It looks to me like a Forstener bit, or a hinge cutting bit, and as said above with the cutting blade or pilot adapted.


----------



## Ulrich (29 Jul 2006)

Hello Pekka, 

gratulation - I have been very impressed by your self built lathe. But I have a question referring to your chisels, too: I am facing the same problem - I have gained recently some old stanley chisels with composite handles, which I should like to replace by new ones turned from applewood. Your method, to attach to the top of the handle a piece of leather as a shock absorber is very appealing, and I should like to imitate your method. But how did you attach the leather to the wood? With cyanoacrylate glue?

I should be thankful for some more informations and, maybe, a picture of the top of your handles.

Best wishes from Germany

Ulrich


----------



## Paul Chapman (29 Jul 2006)

Fabulous lathe and really interesting thread, Pekka =D> =D> 

Paul


----------



## Pekka Huhta (29 Jul 2006)

I have to take a pic on the drill bit (the sorry "knot bore"), it's sure that you all should know it. Well, if it isn't a finnish specialty anyway. Would you settle for an "oksapora" then?  A Forstner bit it isn't but it's one that's doing exactly the same job. Pine is the most common wood around here and it has plenty of knots. You just drill a shallow hole in the wood on the knot and put a plug in it instead. That way you don't get the pitch oozing out through the paint or whatever you're using for finish. They use it a lot when building wooden boats around here. And for just about anything else as well. 

I'm sure that there are plenty of people here who can explain the chisel handles better than I, but here is how I did it. 

First I drilled the outside diameter with a 44 mm hole saw, the type you put on your drill. The biggest leather punch I had was 20 mm, so that's what I used for the inside hole. I just turned the chisel end to about 20+ mm to make it a snug fit and used contact cement to glue the leather rings on place before turning them to the right size. Cyanoacrylate is OK I guess, but for leather... Have you ever seen a shoemaker use cyanoacrylate for repairing your boots? I haven't for sure 

I don't have too good images on the finished handles, but here is on on a semi-finished one. As you can see, the turning chisels were shamefully dull (the leather looks all "hairy"), but I got it done anyway.
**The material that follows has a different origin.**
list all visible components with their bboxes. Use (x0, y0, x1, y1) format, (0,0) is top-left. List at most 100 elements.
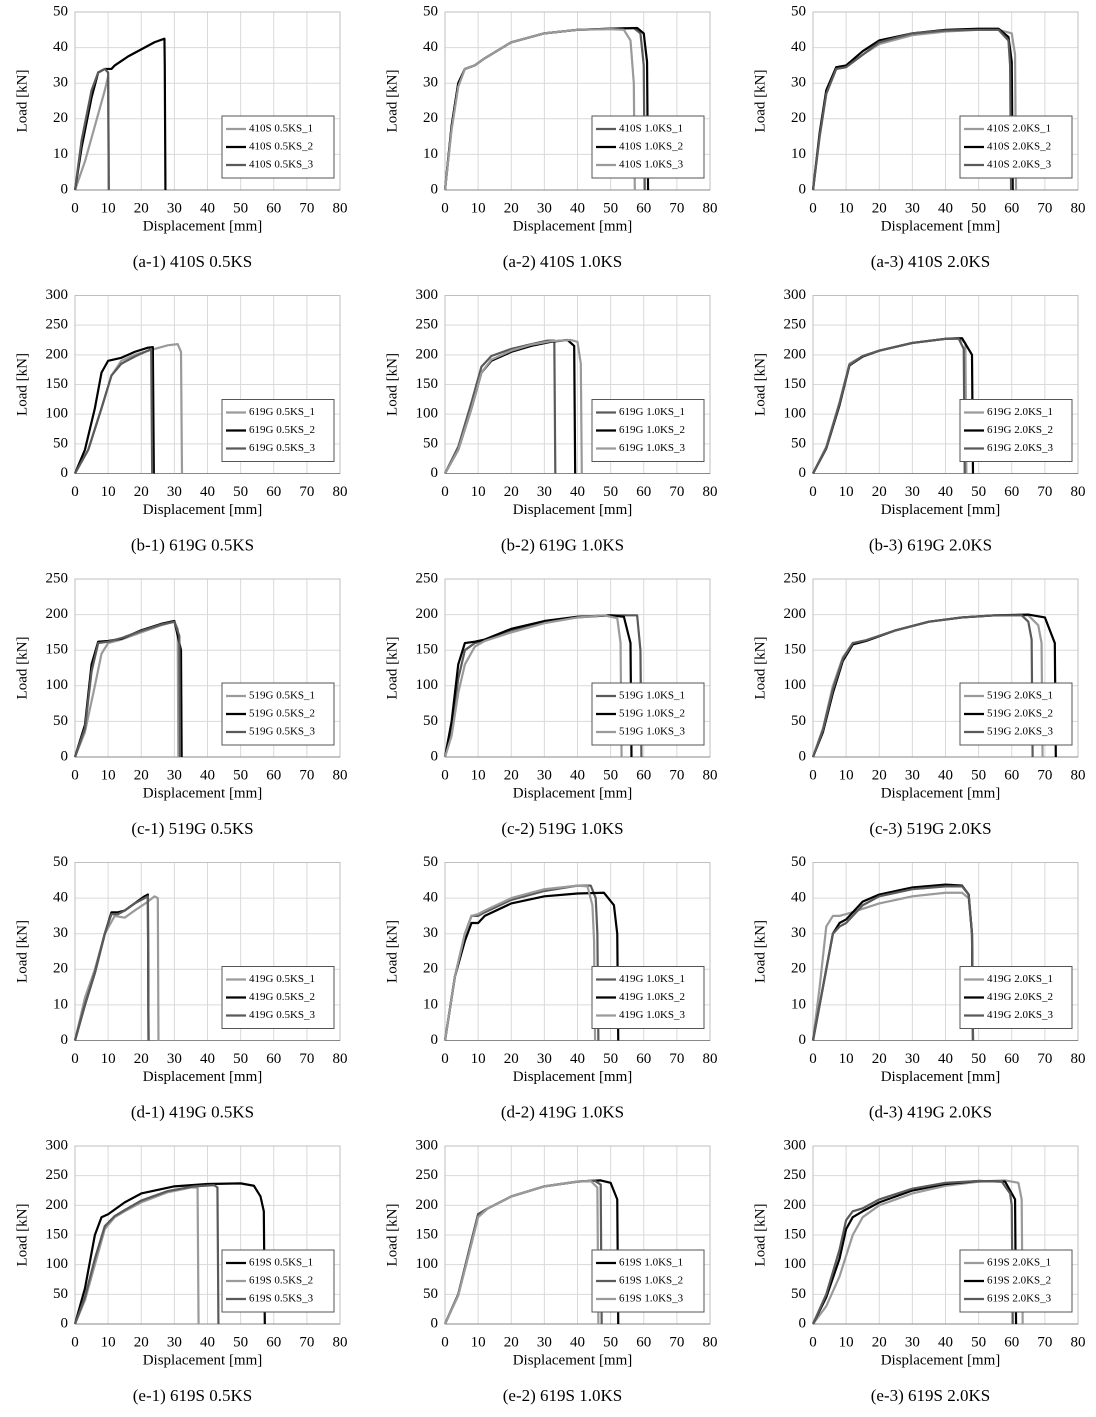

Polishing took care of that. 






I promised a set of chisels to a friend of mine and that made me build the lathe. I haven't yet even had the time to turn any handles for myself, today I've been busy building a frame for a turntable for another friend (who is nagging that it should be called a "plinth" instead f a frame but I've got no idea what it means. Probably we'll get into another vocabulary discussion  ). 

Pekka


----------



## Noel (4 Aug 2006)

Pekka, welcome to the site and well done on the lathe and chisel handles. Your English is excellent.
With regard to the Knot Borer is it just a simple plug cutter?
I know nothing about Finland except Timo Mäkinen, Pentti Airikkala, Hannu Mikkola, Marku Alen, Ari Vatanen (the best), Henri Toivonen (also the best) and Tommi Makinen and Marcus Gromholm etc and of course one or two F 1 guys too (Kimi). Looking forward to the Neste Ralli Finland later this month.


Rgds

Noel


----------



## Pekka Huhta (7 Aug 2006)

Noel, I'd say it's just a plug cutter. Whenever I get back home from my holiday trip I'll post some more pictures. Now I was just coming off from a sawmill opened around 1880's. For some funny reason all the other guys were a bit frustrated as I had to check all the bits and thingies one by one over there.  

Pekka


----------